1. ## Independence Question - Can anyone check my solution please?

2. I did the following calculation for this question:

P(more than 10 program says infectious/infectious): i= from 11 to 15
Comb(15,i)*0.77^i*0.23^(15-i)
P(more than 10 program says not infectious/not infectious):
i= from 11 to 15
Comb(15,i)*0.93^i*0.07^(15-i)

so;

1365 * (0.77^11)*(0.23^4) = 0.215497369

455 * (0.77^12)*(0.23^3) = 0.240482571

105 * (0.77^13)*(0.23^2) = 0.185790883

15 * (0.77^14)*(0.23^1) = 0.0888565092

1* (0.77^15) * 1 = 0.0198317426

and

1365 * (0.93^11) * (0.07^4) = 0.0147515361

455 * (0.93^12) * (0.07^3) = 0.0653282312

105 * (0.93^13) * (0.07^2) = 0.200292049

15 * (0.93^14) * 0.07 = 0.380146135

1* (0.93^15) * 1 = 0.336700862

Then, I found out;

P(more than 10 program says infectious/infectious):
0.215497369 + 0.240482571 + 0.185790883 + 0.0888565092 + 0.0198317426 =

0.750459075

P(more than 10 program says not infectious/not infectious):
0.0147515361 + 0.0653282312 + 0.200292049 + 0.380146135 + 0.336700862 =

0.997218813

Finally, I multiplied these 2 probabilities and get the result 0.750459075 but it says "incorrect". What did I do wrong...?
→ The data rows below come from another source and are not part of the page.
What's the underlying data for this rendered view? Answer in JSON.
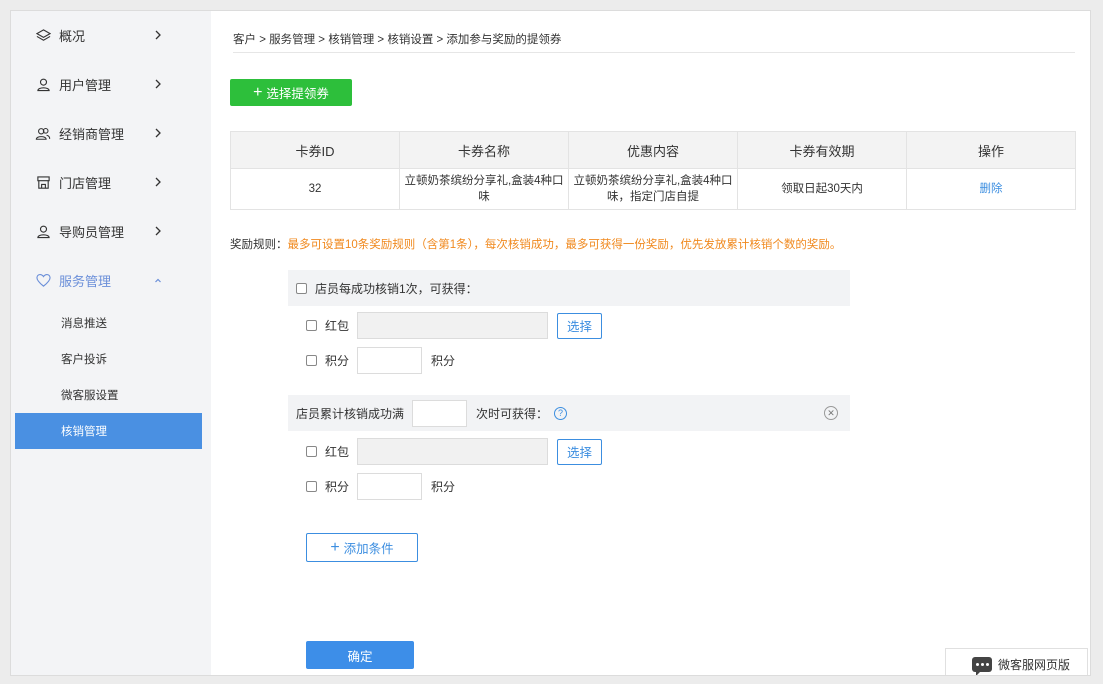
{
  "sidebar": {
    "items": [
      {
        "label": "概况",
        "icon": "layers-icon"
      },
      {
        "label": "用户管理",
        "icon": "user-icon"
      },
      {
        "label": "经销商管理",
        "icon": "users-icon"
      },
      {
        "label": "门店管理",
        "icon": "store-icon"
      },
      {
        "label": "导购员管理",
        "icon": "user-icon"
      },
      {
        "label": "服务管理",
        "icon": "heart-icon",
        "expanded": true
      }
    ],
    "sub_items": [
      {
        "label": "消息推送"
      },
      {
        "label": "客户投诉"
      },
      {
        "label": "微客服设置"
      },
      {
        "label": "核销管理",
        "active": true
      }
    ]
  },
  "breadcrumb": "客户 > 服务管理 > 核销管理 > 核销设置 > 添加参与奖励的提领券",
  "select_coupon_button": "选择提领券",
  "table": {
    "headers": [
      "卡券ID",
      "卡券名称",
      "优惠内容",
      "卡券有效期",
      "操作"
    ],
    "rows": [
      {
        "id": "32",
        "name": "立顿奶茶缤纷分享礼,盒装4种口味",
        "discount": "立顿奶茶缤纷分享礼,盒装4种口味，指定门店自提",
        "validity": "领取日起30天内",
        "action": "删除"
      }
    ]
  },
  "reward_rule": {
    "label": "奖励规则：",
    "text": "最多可设置10条奖励规则（含第1条），每次核销成功，最多可获得一份奖励，优先发放累计核销个数的奖励。"
  },
  "rule1": {
    "title": "店员每成功核销1次，可获得：",
    "redpacket_label": "红包",
    "select_label": "选择",
    "points_label": "积分",
    "points_unit": "积分"
  },
  "rule2": {
    "title_prefix": "店员累计核销成功满",
    "title_suffix": "次时可获得：",
    "help": "?",
    "redpacket_label": "红包",
    "select_label": "选择",
    "points_label": "积分",
    "points_unit": "积分"
  },
  "add_condition_button": "添加条件",
  "confirm_button": "确定",
  "float_chat": "微客服网页版",
  "colors": {
    "green": "#2dbf3b",
    "blue": "#3c8ee0",
    "warning": "#f0891e",
    "active_nav": "#4a90e2"
  }
}
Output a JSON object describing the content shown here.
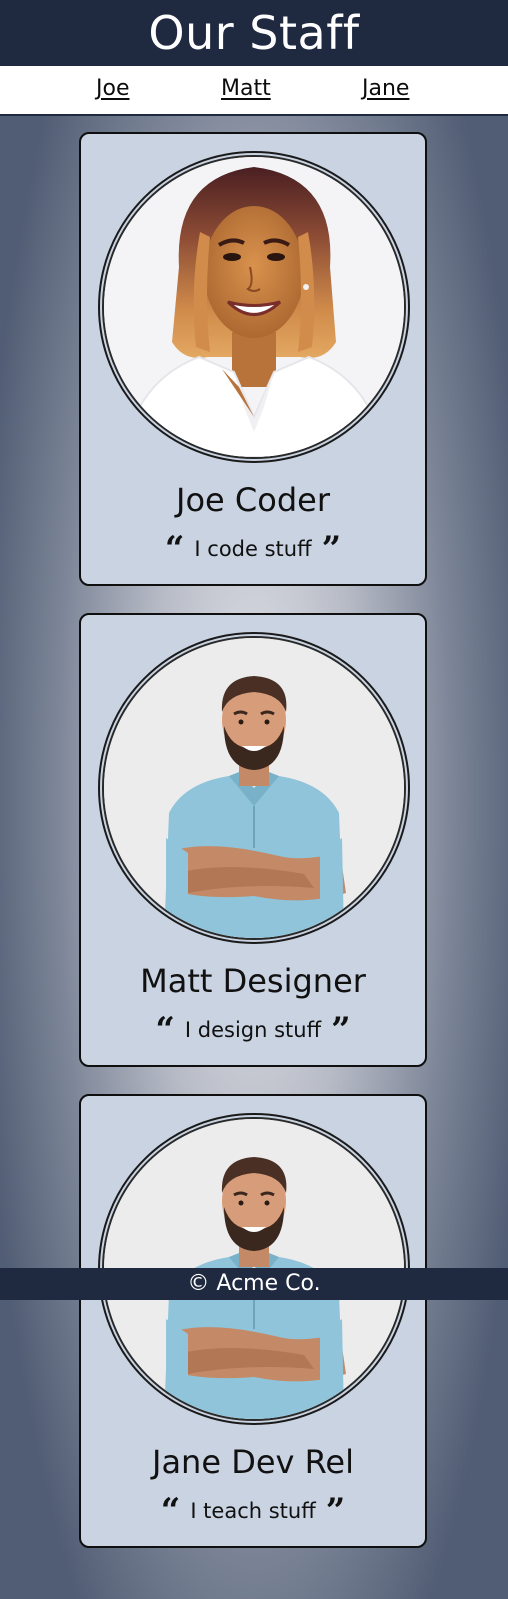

3. Originally Posted by essedra
Let X be the random variable 'number of virus detection programs that say that the computer has a virus' when there is a virus.
X ~ Binomial(n = 15, p = 0.77).

Let Y be the random variable 'number of virus detection programs that say that the computer has no virus' when there is no virus.
Y ~ Binomial(n = 15, p = 0.93).

Pr(11 or more detection programs say there is a virus | there is a virus) = $\Pr( X \geq 11)$.

Pr(11 or more detection programs say there is no virus | there is no virus) = $\Pr(Y \geq 11)$.

4. Originally Posted by mr fantastic
Let X be the random variable 'number of virus detection programs that say that the computer has a virus' when there is a virus.
X ~ Binomial(n = 15, p = 0.77).

Let Y be the random variable 'number of virus detection programs that say that the computer has no virus' when there is no virus.
Y ~ Binomial(n = 15, p = 0.93).

Pr(11 or more detection programs say there is a virus | there is a virus) = $\Pr( X \geq 11)$.

Pr(11 or more detection programs say there is no virus | there is no virus) = $\Pr(Y \geq 11)$.
Yes, I did exactly the same, as you can see above but the answers were incorrect it said.

5. Originally Posted by essedra
Yes, I did exactly the same, as you can see above but the answers were incorrect it said.
Well then, it will depend on what is meant by "find the probability that your detection programs will lead you to the right answer" .... Perhaps whoever wrote the question has a different interpretation than the one in this thread.